« Vous me parlez du décor, des costumes, des machines, des lumières », écrit Verdi à propos de Falstaff. « Pour l’amour du ciel, ne faisons pas comme pour Otello. À vouloir trop bien faire, on en fait trop. »
Patrice Caurier et Moshe Leiser, au contraire, n’en font pas assez : en nivellant les classes sociales, ils oublient délibérément que Sir John Falstaff est un gentilhomme déchu. « Le jouisseur philosophe, nostalgique de sa grandeur, qui se joue du monde et dont le monde se joue »1 se métamorphose, dans leur mise en scène, en un vieil obèse débauché, objet de la risée publique et dont les discours n’intéressent plus personne, si bien que l’œuvre, privée de sa dimension tragique et philosophique, se trouve réduite, sur scène, à une joyeuse comédie de boulevard.
L’action est transposée de nos jours : bistro de quartier pour la taverne, chambre de bonne mansardée pour Sir John, appartement bourgeois pour les Ford, le tout judicieusement placé sur un plateau tournant qui permet d’enchaîner instantanément tous les tableaux. Les costumes caricaturent le mauvais goût anglais, ce qui, appliqué à Falstaff, est dévastateur, en particulier sa veste de cirque d’un rose agressif pailleté d’argent portée sur une chemise jaune canari à petits volants à l’acte 2 et son jogging-barbotteuse bleu pâle à l’acte 3. La mise en scène abonde en gags dignes d’Au théâtre ce soir ; c’est dire si l’on est loin de Shakespeare. Le spectacle, malgré ses défauts, captive pourtantl’attention. Les actions s’enchaînent à un rythme endiablé (à l’exception des « pizzica, pizzica » à l’acte 3, trop statiques), comme le veut la partition, et le prosaïsme des cinq premiers tableaux finit, au dernier acte, par céder la place à la féérie.
Le quatuor des femmes est très bien servi par la mise en scène. Il règne entre ces joyeuses commères une entente parfaite et une merveilleuse complicité. Véronique Gens, dont lesoprano n’a pas toujours la fraîcheur et la pureté que l’on pourrait attendre, incarne toutefois une Alice drôle, attrayante malgré des costumes qui l’engoncent. Amanda Forsythe en Nannetta nous tient sous le charme dès sa première intervention avec son jeu si naturel et son timbre cristallin. Le mezzo voluptueux de Leah-Marian Jones confère séduction et tempérament au personnage de Meg Page. Quant à la Quickly d’Elena Zilio, elle ne tombe dans aucun des excès auxquels nous ont habitués les tenantes du rôle : son medium et son grave sont appuyés sans être forcés, elle ne surjoue pas. Résultat : le personnage y gagne en humour et en finesse.

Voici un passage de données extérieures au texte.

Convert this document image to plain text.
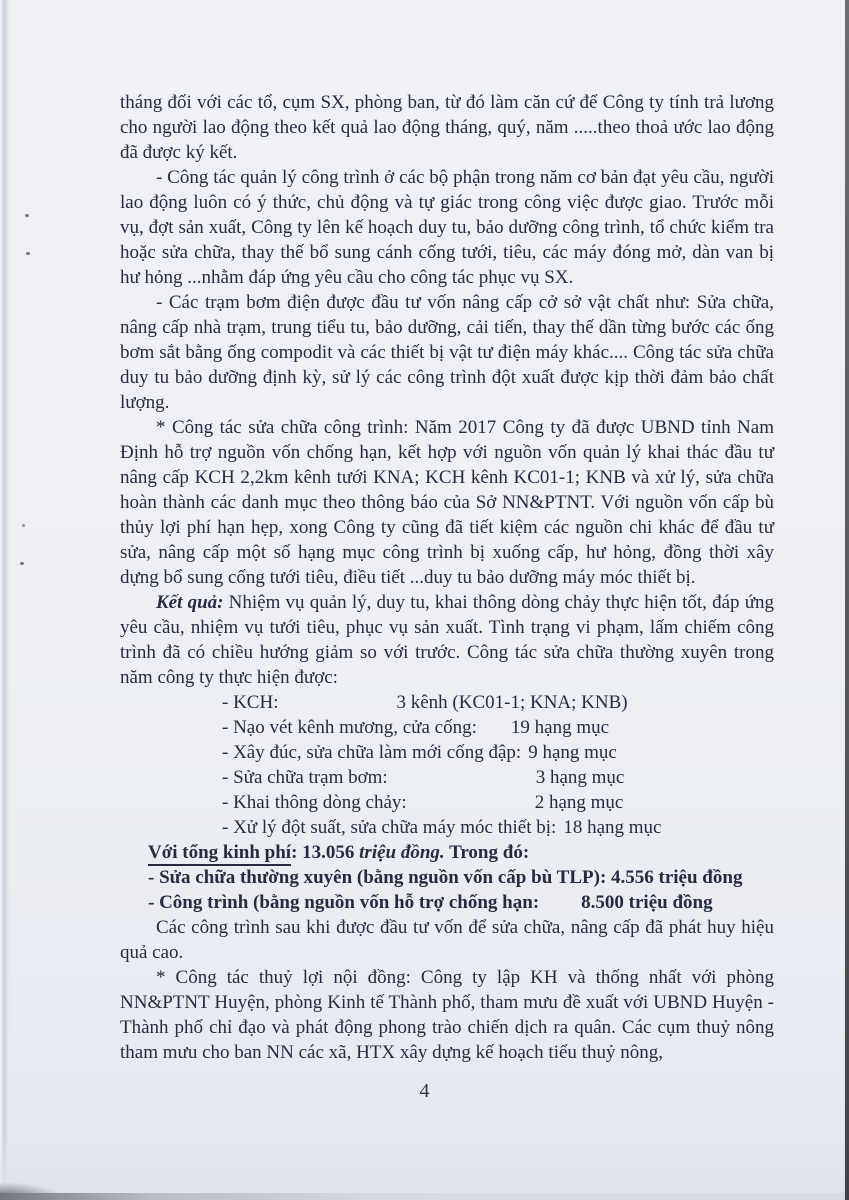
tháng đối với các tổ, cụm SX, phòng ban, từ đó làm căn cứ để Công ty tính trả lương cho người lao động theo kết quả lao động tháng, quý, năm .....theo thoả ước lao động đã được ký kết.

- Công tác quản lý công trình ở các bộ phận trong năm cơ bản đạt yêu cầu, người lao động luôn có ý thức, chủ động và tự giác trong công việc được giao. Trước mỗi vụ, đợt sản xuất, Công ty lên kế hoạch duy tu, bảo dưỡng công trình, tổ chức kiểm tra hoặc sửa chữa, thay thế bổ sung cánh cống tưới, tiêu, các máy đóng mở, dàn van bị hư hỏng ...nhằm đáp ứng yêu cầu cho công tác phục vụ SX.

- Các trạm bơm điện được đầu tư vốn nâng cấp cở sở vật chất như: Sửa chữa, nâng cấp nhà trạm, trung tiểu tu, bảo dưỡng, cải tiến, thay thế dần từng bước các ống bơm sắt bằng ống compodit và các thiết bị vật tư điện máy khác.... Công tác sửa chữa duy tu bảo dưỡng định kỳ, sử lý các công trình đột xuất được kịp thời đảm bảo chất lượng.

* Công tác sửa chữa công trình: Năm 2017 Công ty đã được UBND tỉnh Nam Định hỗ trợ nguồn vốn chống hạn, kết hợp với nguồn vốn quản lý khai thác đầu tư nâng cấp KCH 2,2km kênh tưới KNA; KCH kênh KC01-1; KNB và xử lý, sửa chữa hoàn thành các danh mục theo thông báo của Sở NN&PTNT. Với nguồn vốn cấp bù thủy lợi phí hạn hẹp, xong Công ty cũng đã tiết kiệm các nguồn chi khác để đầu tư sửa, nâng cấp một số hạng mục công trình bị xuống cấp, hư hỏng, đồng thời xây dựng bổ sung cống tưới tiêu, điều tiết ...duy tu bảo dưỡng máy móc thiết bị.

Kết quả: Nhiệm vụ quản lý, duy tu, khai thông dòng chảy thực hiện tốt, đáp ứng yêu cầu, nhiệm vụ tưới tiêu, phục vụ sản xuất. Tình trạng vi phạm, lấm chiếm công trình đã có chiều hướng giảm so với trước. Công tác sửa chữa thường xuyên trong năm công ty thực hiện được:

- KCH:	3 kênh (KC01-1; KNA; KNB)
- Nạo vét kênh mương, cửa cống: 19 hạng mục
- Xây đúc, sửa chữa làm mới cống đập: 9 hạng mục
- Sửa chữa trạm bơm:	3 hạng mục
- Khai thông dòng chảy:	2 hạng mục
- Xử lý đột suất, sửa chữa máy móc thiết bị: 18 hạng mục
Với tổng kinh phí: 13.056 triệu đồng. Trong đó:
- Sửa chữa thường xuyên (bằng nguồn vốn cấp bù TLP): 4.556 triệu đồng
- Công trình (bằng nguồn vốn hỗ trợ chống hạn: 8.500 triệu đồng

Các công trình sau khi được đầu tư vốn để sửa chữa, nâng cấp đã phát huy hiệu quả cao.

* Công tác thuỷ lợi nội đồng: Công ty lập KH và thống nhất với phòng NN&PTNT Huyện, phòng Kinh tế Thành phố, tham mưu đề xuất với UBND Huyện - Thành phố chỉ đạo và phát động phong trào chiến dịch ra quân. Các cụm thuỷ nông tham mưu cho ban NN các xã, HTX xây dựng kế hoạch tiểu thuỷ nông,

4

D’intelligence médiocre et d’aspect petit-bourgeois, le Ford de cette production reste Fontana durant tout l’opéra en dépit de l’excellent jeu d’acteur de Tassis Christoyannis, grand baryton verdien au timbre chaleureux, dont le « È sogno, o realtà ? », superbement chanté, n’est pas suffisamment mis en valeur. Le Fenton de Luciano Botelho, au timbre élégiaque, s’accorde parfaitement avec la Nannetta d’Amanda Forsythe (superbes « bocca bacciata »). Colin Judson (naguère excellent Mime à l’Opéra du Rhin), fait une remarquable prestation en Docteur Caius avec sa belle articulation et sa voix claire et percutante. Les timbres de Jean Teitgen (Pistola) et Eric Huchet (Bardolfo) se font valoir l’un l’autre. Quant à John Hancock, on ne saurait trop le féliciter de s’être s’engagé à fond dans son personnage, tant malmené par la mise en scène. Ce géant qui dépasse ses collègues d’une bonne tête ne manque ni de truculence, ni d’humour, ni de musicalité, ni de souplesse vocale, et si le gentilhomme philosophe n’est pas au rendez-vous, ce n’est pas de son fait.
Le chef Mark Shanahan, que nous avions tant apprécié en 2010 dans L’Affaire Makropoulos2 mérite d’être mieux connu en France. Il rend hommage à la luxuriance harmonique, la subtilité rythmique et mélodique, l’humour omniprésent, tendre ou corrosif, de l’ultime chef d’œuvre de Verdi (caractéristiques qui en rendent si difficile l’exécution). Il soutient efficacement les chanteurs et obtient le meilleur de ses musiciens. Grâce à lui, nous comprenons et partageons l’enthousiasme du public d’Angers dont, au passage, on constate avec surprise et satisfaction la moyenne d’âge, bien inférieure à la moyenne des autres maisons d’opéra.